RATIO OF FATALITIES OF CREW AND RATIO OF FATALITIES OF PASSENGER BY YEAR

As we can see, whether your role was a crew member or a passenger, your survival chance remains pretty much the same.

air = air[!is.na(air$`Crew Fatalities Ratio`), ]
air = air[!is.na(air$`Passenger Fatalities Ratio`), ]


a = air %>% group_by(year) %>% summarise( Crew = sum(`Crew Fatalities Ratio`))

  
b = air %>% group_by(year) %>% summarise( Passenger = sum(`Passenger Fatalities Ratio`))

c = inner_join(a,b)
## Joining with `by = join_by(year)`
colors <- c("Passengers" = "purple", "Crews" = "orange")
p1 = c %>% ggplot( aes( x= year))  + 
  geom_line(aes(y = Crew, color = "Crews")) + 
  geom_line(aes(y = Passenger, color = "Passengers")) + 
  labs( x= "Year", y = "Count", color = "Legend") + 
  scale_color_manual(values = colors) + ggtitle("RATIO OF FATALITIES OF CREW VS RATIO OF FATALITIES OF PASSENGERS \nBY YEAR")

ggplotly(p1)

SUMMARY AND LIMITATIONS

SUMMARY

Most of the time, when a plane crashed, passengers on board either mostly died or mostly survived.
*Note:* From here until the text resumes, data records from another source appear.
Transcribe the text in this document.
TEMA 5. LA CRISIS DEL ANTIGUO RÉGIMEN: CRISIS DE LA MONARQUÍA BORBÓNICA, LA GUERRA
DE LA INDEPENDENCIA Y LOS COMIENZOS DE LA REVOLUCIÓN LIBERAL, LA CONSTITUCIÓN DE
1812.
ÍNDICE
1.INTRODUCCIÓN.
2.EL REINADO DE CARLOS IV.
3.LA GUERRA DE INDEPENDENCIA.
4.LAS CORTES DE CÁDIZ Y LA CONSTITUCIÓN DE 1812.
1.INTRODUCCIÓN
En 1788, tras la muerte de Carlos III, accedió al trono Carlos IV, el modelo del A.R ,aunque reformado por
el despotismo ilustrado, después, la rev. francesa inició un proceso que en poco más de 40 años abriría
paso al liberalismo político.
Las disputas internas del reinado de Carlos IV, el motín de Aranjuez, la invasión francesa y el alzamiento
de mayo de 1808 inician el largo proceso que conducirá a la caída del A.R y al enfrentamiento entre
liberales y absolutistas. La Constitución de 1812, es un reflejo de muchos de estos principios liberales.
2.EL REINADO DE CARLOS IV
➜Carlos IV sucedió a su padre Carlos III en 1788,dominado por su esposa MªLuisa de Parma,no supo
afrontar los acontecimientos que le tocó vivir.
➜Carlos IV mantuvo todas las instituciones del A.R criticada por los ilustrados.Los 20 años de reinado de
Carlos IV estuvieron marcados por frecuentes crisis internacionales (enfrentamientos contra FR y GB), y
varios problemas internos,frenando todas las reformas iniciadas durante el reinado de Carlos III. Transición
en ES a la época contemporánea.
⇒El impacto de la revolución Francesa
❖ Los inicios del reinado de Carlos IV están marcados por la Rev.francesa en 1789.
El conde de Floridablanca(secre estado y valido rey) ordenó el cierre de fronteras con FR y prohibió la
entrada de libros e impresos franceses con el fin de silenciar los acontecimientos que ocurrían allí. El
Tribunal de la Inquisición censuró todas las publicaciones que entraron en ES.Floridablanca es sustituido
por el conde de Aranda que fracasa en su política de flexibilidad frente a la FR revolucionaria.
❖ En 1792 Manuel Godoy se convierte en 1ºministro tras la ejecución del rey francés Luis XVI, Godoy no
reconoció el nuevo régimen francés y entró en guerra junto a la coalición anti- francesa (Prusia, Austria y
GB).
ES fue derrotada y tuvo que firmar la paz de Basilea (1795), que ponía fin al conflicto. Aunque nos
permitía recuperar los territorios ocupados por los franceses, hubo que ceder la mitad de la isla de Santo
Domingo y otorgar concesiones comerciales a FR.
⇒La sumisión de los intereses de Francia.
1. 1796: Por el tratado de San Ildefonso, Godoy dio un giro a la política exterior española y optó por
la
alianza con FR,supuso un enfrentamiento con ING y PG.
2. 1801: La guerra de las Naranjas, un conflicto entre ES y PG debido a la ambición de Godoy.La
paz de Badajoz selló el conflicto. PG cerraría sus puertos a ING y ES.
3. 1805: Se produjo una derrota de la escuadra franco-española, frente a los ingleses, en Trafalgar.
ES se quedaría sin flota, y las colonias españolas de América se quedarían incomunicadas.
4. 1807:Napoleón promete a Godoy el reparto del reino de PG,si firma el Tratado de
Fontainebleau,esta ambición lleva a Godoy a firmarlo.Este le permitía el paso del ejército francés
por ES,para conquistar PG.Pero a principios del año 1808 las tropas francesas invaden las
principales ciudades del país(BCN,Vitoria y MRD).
The survival rate of the passengers on board in 1908-2021 has been relatively low. However, deaths on the ground caused by plane crashes have almost never occurred. We also know that the three most dangerous countries to fly in are Russia, the United States, and Brazil. Furthermore, there is especially not a safe day or safe month to fly. On top of that, regardless of whether a person on a flight is a captain or a passenger, the chances of survival remain the same. Finally, air travel looks quite safe after year 1999 to the present.

LIMITATIONS

The top factors that have the most crashes need to be investigated more because those top countries, top operators, and top airplane type might have high air traffic so we cannot not conclude that those factors are particularly dangerous to fly yet. The data set could have had included the total number of flights that a country and an operator have had in an entire year. By doing that, we could obtain the ratio between the number of crashes and the total number of flights to make accurate insights and maybe find out why some states in America even have higher number of crashes than that of some countries. Furthermore, the data set could have provided more factors that influence the tendency of airplanes to crash such as gdp per capita over the years. Finally, the data set has a considerable amount of human errors in data entry such as strange symbols and regions in some columns, possibly contributing to misleading analysis.